I’m in this limbo between the past and present as Sabrina speaks.
“I’d nearly gotten you fed,” she says as I go through the memory on my own.
One of our only ceramic plates slipped from her grip and hit the floor with a loud crack, pieces scattering over the floor.
We heard a grunt, the old mattress creaking from my mother getting up, and heavy steps toward the kitchen. As soon as she saw the both of us, she screamed profanities.
“She was sick,” I whisper to myself in the dark. “They all said she was sick but . . . no one helped us.”
Our mother snatched the doll I’d been playing with and hit Sabrina over and over, until she was tired and threw the broken thing across the room and stalked off back to bed.
That was the first day I’d ever taken care of Sabrina, washing away the dried blood on the little lumps all over her face, arms, and head.
“They didn’t know,” Sabrina answers. Even now, her anger is nonexistent.
But I didn’t buy it. Yiayia knew the monster she’d raised. Saw the bruises on our bodies and our ribs poking from our hungry little bodies.
“I would’ve been a better mother.”
And there it was. My anguish wrapped in a pretty little bow.
Women like my mother were having children every day.
But I couldn’t even hold one in my body long enough to give it life.

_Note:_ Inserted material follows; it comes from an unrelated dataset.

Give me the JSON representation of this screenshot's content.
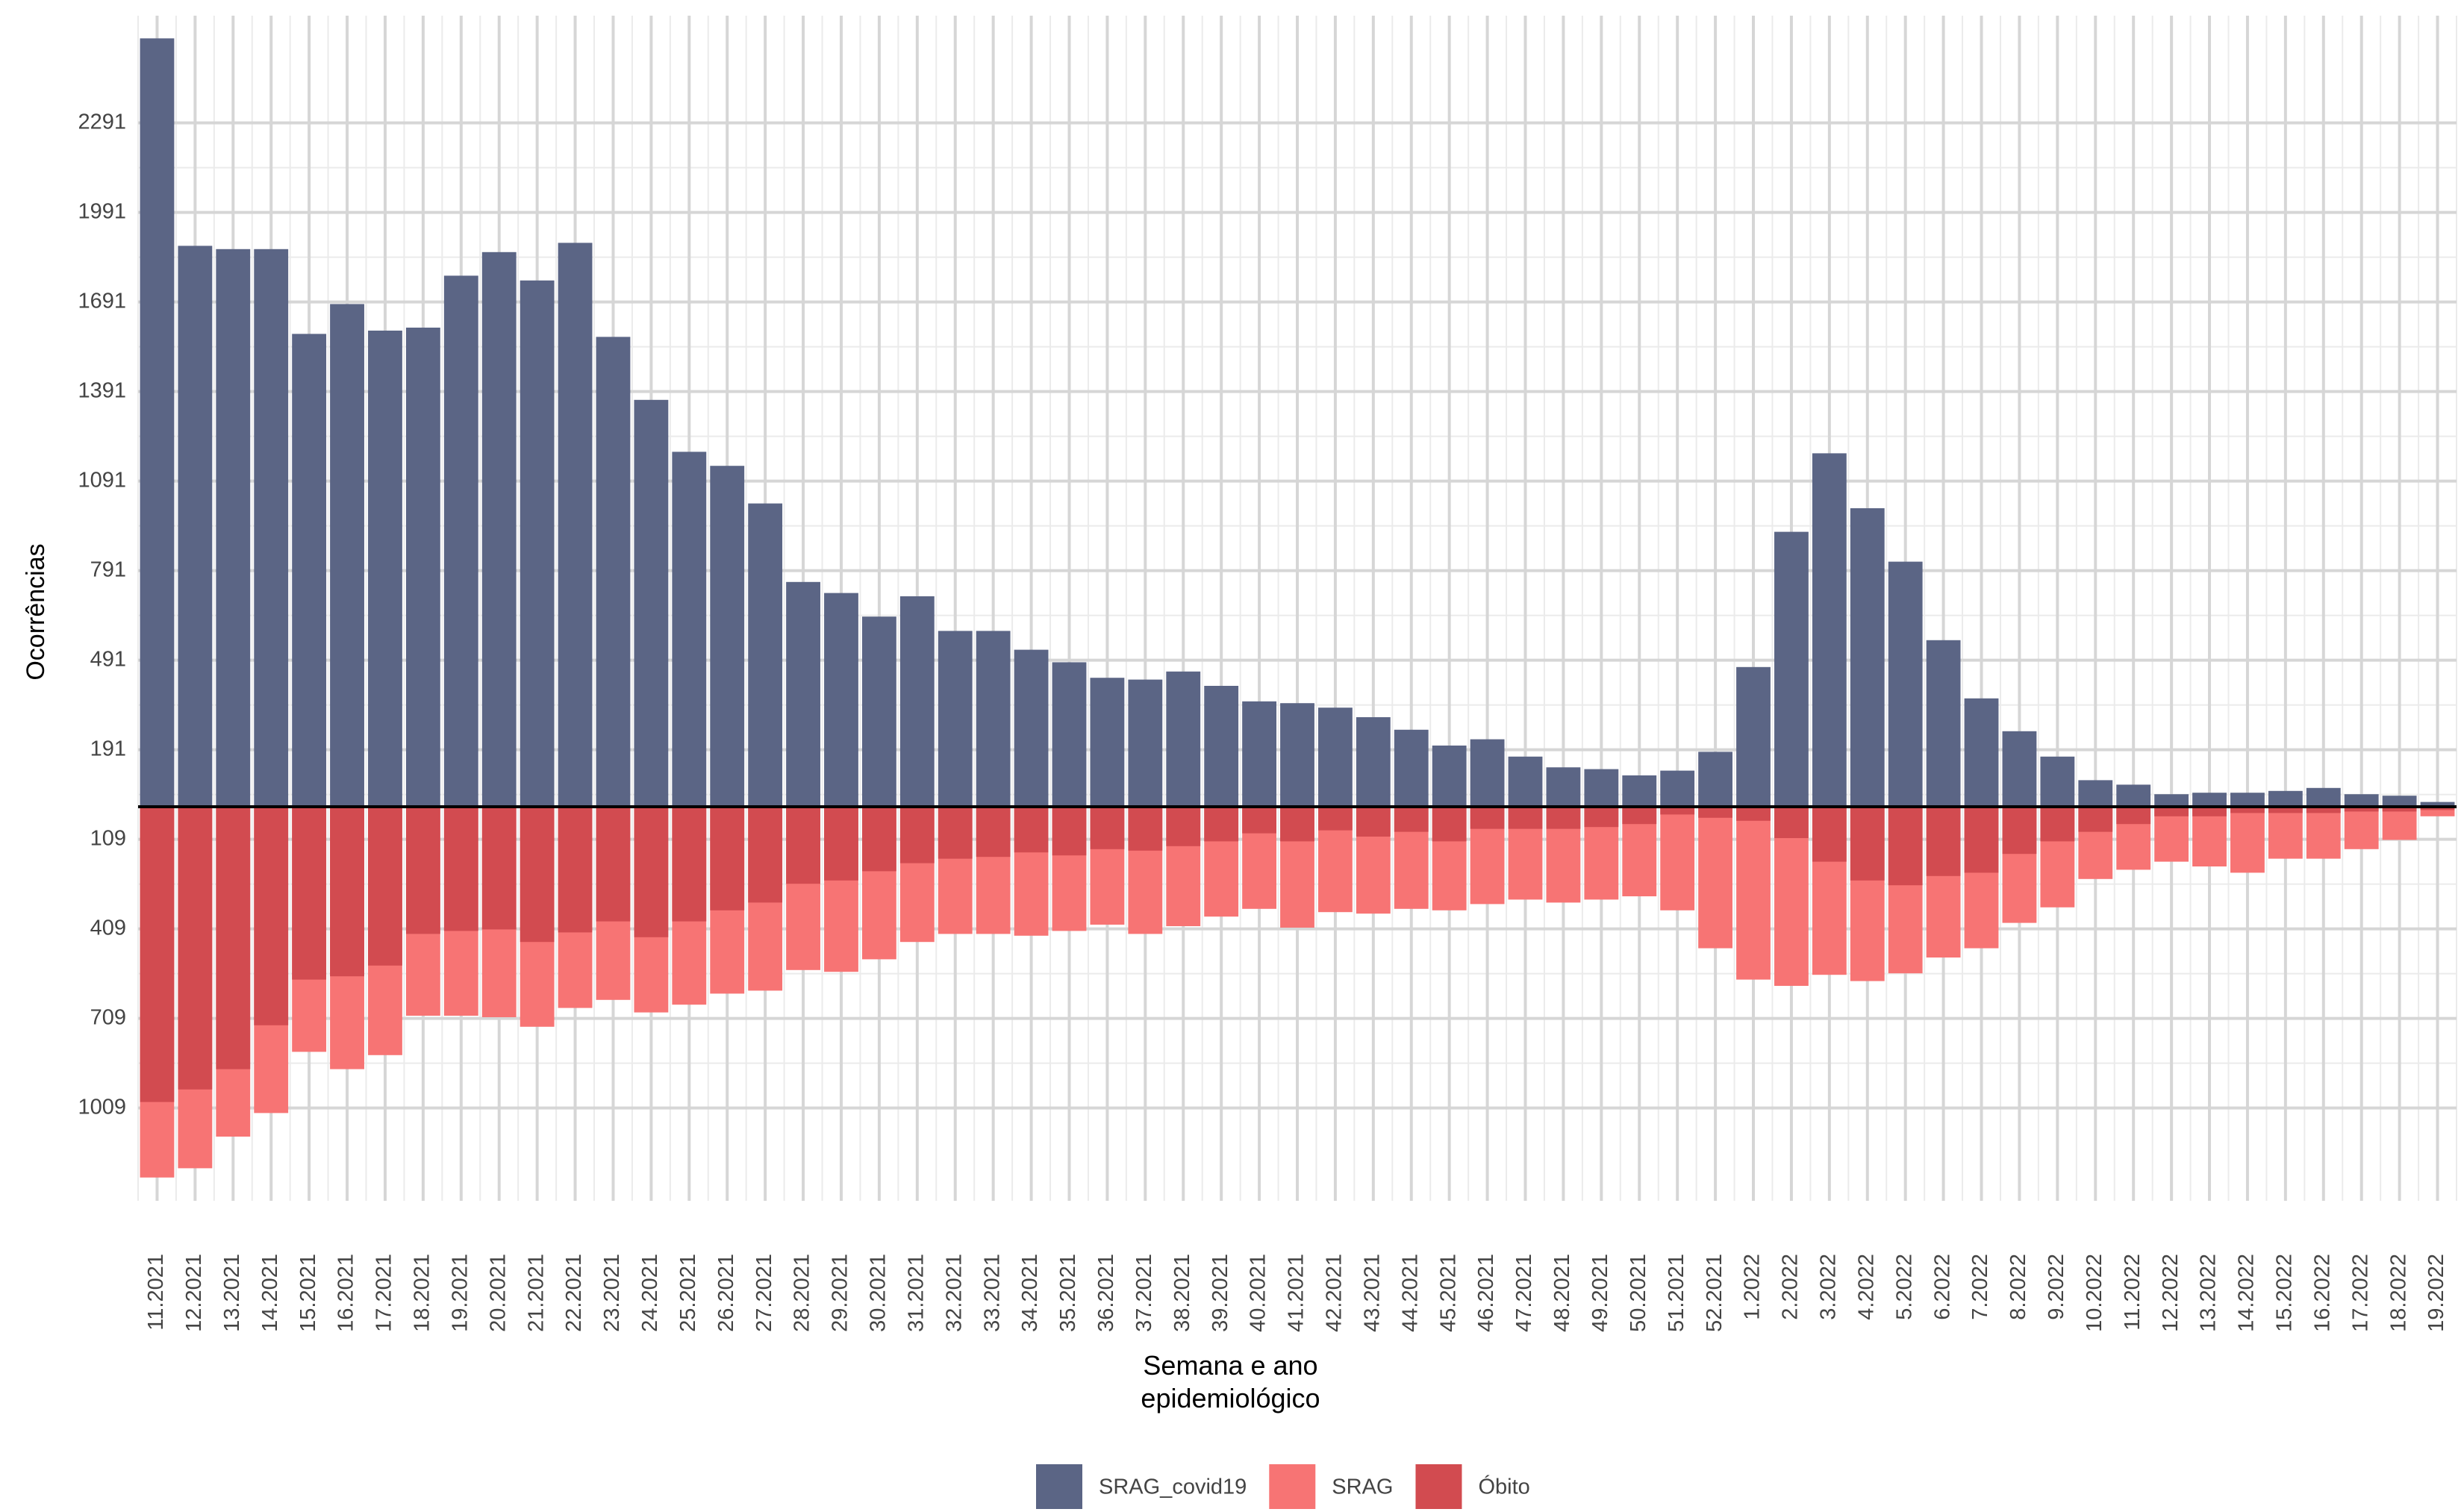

I reach for the phone beside me. It’s set to silent and I check it every now and again to see if Gavin called or messaged.
Gavin: Good morning.
He was up really early. It was nine o’clock here which made it six in the morning in Pakistan.
Me: Good morning.
He responds at once.
Gavin: How are you feeling?
My heart warms from the question. He listened.
I wasn’t sure how honest I was allowed to be with him. Because there used to be a time when I could say exactly how I felt, when I felt it. These days? Not so much.
Me: Mostly sad.
He surprises me with his response.
Gavin: I’m so sorry this happened to you.
Me: It happened to us, Gavin.
The need to remind him makes me feel a little nauseous, like my world is off kilter and I’m trying to keep my eyes focused on him.
Sabrina is now lying beside me. When I glance over, I can see she’s fast asleep in the dim glow of my phone’s screen.
Gavin doesn’t text me back.
I fall asleep still wondering if I’m supposed to feel as lonely as I do.